The 2011 law was not formally struck down pending an appeal to the Supreme Court by the State, led by then attorney general Paul Gallagher. That court referred EU law issues in the case to the ECJ which heard the Irish case alongside related cases from the French and German courts.
The level of concern among EU states about the potential impact of the challenges was reflected by the fact that 14 member states made submissions when the cases were before the ECJ.
In a widely anticipated decision, the ECJ ruled last year in favour of Dwyer’s challenge when it confirmed that EU law precludes the general and indiscriminate retention of traffic and location data relating to electronic communications for the purposes of combating serious crime.
Emergency legislation has since been introduced here aimed at addressing the situation although data privacy lawyers believe the new law may itself be subject to challenge.
After the ECJ decision, the Supreme Court was told the State was consenting to the effective abandonment of its appeal over the High Court data ruling, with the effect the way was clear for Dwyer’s appeal against his murder conviction to proceed.
The Court of Appeal’s rejection may not mark the end of the legal saga as Dwyer may seek a further appeal to the Supreme Court.

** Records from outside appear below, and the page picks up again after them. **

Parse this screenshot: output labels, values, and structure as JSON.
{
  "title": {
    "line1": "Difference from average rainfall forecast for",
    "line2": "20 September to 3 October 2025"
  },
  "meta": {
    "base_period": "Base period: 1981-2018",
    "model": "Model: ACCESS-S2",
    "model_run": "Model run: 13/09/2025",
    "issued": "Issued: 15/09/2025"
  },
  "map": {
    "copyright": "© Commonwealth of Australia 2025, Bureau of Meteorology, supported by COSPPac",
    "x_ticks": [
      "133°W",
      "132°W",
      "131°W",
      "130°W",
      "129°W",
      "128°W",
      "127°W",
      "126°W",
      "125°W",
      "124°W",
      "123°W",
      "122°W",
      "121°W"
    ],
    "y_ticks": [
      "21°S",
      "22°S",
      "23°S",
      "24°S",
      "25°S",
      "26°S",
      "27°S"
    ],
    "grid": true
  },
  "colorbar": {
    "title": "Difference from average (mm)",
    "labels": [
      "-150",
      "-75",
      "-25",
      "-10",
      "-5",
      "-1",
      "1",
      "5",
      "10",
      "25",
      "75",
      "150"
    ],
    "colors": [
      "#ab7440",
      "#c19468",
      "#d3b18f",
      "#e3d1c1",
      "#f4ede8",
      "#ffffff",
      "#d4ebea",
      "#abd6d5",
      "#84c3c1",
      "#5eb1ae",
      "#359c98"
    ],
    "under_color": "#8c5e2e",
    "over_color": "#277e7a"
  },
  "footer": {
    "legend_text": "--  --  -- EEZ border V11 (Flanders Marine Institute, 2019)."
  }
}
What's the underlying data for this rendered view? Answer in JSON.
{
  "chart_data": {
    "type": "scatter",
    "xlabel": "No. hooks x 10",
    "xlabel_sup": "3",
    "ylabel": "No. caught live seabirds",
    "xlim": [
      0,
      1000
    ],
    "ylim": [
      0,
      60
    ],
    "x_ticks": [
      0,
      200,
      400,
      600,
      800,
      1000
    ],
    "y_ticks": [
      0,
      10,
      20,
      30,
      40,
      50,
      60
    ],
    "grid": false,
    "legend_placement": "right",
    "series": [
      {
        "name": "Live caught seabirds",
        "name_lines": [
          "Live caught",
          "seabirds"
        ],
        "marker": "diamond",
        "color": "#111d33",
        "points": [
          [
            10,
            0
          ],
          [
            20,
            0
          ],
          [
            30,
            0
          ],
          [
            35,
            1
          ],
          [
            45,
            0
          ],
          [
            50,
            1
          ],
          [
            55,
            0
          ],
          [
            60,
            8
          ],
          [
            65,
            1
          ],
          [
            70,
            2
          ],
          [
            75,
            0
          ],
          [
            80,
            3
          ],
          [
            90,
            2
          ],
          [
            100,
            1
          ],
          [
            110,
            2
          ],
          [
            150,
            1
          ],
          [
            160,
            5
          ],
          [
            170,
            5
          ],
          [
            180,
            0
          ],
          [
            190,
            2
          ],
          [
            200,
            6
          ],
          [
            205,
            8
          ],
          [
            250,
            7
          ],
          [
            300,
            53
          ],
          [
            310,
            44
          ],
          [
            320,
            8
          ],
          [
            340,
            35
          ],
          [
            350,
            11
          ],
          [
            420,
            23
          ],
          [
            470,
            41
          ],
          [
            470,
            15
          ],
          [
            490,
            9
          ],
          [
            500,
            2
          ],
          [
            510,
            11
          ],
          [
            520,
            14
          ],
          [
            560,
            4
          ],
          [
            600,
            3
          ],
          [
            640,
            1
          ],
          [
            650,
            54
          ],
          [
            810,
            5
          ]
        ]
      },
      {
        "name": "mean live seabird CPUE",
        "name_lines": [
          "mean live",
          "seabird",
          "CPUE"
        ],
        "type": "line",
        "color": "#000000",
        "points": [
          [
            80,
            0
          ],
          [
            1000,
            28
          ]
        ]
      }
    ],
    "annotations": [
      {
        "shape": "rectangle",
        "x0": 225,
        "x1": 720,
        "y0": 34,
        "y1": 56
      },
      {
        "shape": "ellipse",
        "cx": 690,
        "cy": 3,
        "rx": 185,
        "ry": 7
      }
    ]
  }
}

Irrespective of whatever happens next, the O’Hara family look set to remain plagued by many unanswered questions.
“We will probably never know what happened in Killakee on Wednesday the 22nd of August 2012 but there are questions that trouble us,” their victim impact statement said.
When, they wondered, did O’Hara realise it was “not a game any more”, did she try to run, was she restrained, did she suffer much, could she – and did she – cry out and was she “left on the mountain to die alone”? “This is our life sentence. For us there is no parole.”